I was just listening to a radio program here in the UK "The moral maze", in which the relationship between national wealth and equality or inequality was discussed.

Naturally, in the course of this, the issue of economic growth as the engine of wealth, and its sustainability, came up.

So far so good. My problem is that people use this term "economic growth" with no apparent reference to what is being produced. It's just "more", never "more what?"

Our current pattern of growth in the affluent industrial societies seems to me to be built on filling demand for something useful, or at least desirable, bringing out ever better versions of it, persuading people they'd be so much happier if they had more than one, and then expanding the pool of potential consumers by lending money to those who wouldn't normally be able to afford this object (good) or service.

For some years now, I've been bleating about how we should surely be able to put all this productive capacity to better and more humane use by manufacturing and growing stuff the rest of the under-provided under-fed world could use, rather than just a small and favoured portion of it, while still providing employment in the industrialised countries.

This could be roundly dismissed as idealistic hogwash in the face of an economic model that did at least work, and was based on tried and tested financial principles.

But, in the light of the catastrohic failure of this much-vaunted financial regime, if my hogwash doesn't work, there seems little doubt in my mind that traditional free market capitalism has also failed. The idea that exponential growth could somehow magically continue to expand was built on an ever growing mountain of debt, and money that didn't really exist. We've even largely given up making things here in the UK, in favour of providing all kinds of mysterious financial services that generate money, apparently out of thin air.
Forgive my limited understanding of all this, but the point is that, if the idealists have a problem, maybe the self-proclaimed realists do as well.

So does this provide us with a rare opportunity to take stock? Should we not be thinking about, not just how to produce more, but thinking about what we actually produce, and what use it actually is beyond just making stuff for the sake of creating a job for someone, profit for a corporation, and using up resources to end up in a land fill somewhere?

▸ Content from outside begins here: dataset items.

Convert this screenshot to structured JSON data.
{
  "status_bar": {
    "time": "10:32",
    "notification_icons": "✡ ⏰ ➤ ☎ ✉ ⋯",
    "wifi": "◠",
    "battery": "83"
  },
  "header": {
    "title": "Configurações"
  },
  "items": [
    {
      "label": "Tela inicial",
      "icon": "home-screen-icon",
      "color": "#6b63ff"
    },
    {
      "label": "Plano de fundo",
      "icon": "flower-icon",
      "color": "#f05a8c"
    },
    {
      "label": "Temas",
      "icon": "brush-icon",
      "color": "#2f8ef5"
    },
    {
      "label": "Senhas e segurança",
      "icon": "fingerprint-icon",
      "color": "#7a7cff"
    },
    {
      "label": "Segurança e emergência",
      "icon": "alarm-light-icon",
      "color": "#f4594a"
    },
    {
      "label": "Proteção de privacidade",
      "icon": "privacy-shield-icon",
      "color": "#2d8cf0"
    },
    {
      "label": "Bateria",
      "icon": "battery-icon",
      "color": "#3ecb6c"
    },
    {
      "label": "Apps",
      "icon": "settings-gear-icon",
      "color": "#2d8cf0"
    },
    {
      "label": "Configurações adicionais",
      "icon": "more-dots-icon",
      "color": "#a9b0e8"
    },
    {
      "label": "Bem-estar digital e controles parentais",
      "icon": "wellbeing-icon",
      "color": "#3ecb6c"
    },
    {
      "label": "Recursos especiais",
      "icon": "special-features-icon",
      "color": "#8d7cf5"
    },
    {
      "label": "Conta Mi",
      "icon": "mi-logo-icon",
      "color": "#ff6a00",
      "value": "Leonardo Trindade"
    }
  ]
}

Is it really beyond the wit of humanity to restructure our manufacturing base to more useful and humane ends? What if the days of growth for growth's sake are numbered. Addressing the whole world instead of part of it may not make so much money for any of us. Maybe we'll all have to reappraise our attachment to affluence. But perhaps it would at least provide sustainable employment to some purpose, and people of good conscience might feel more connected to creation, and less alienated by vast accretions of pointless stuff.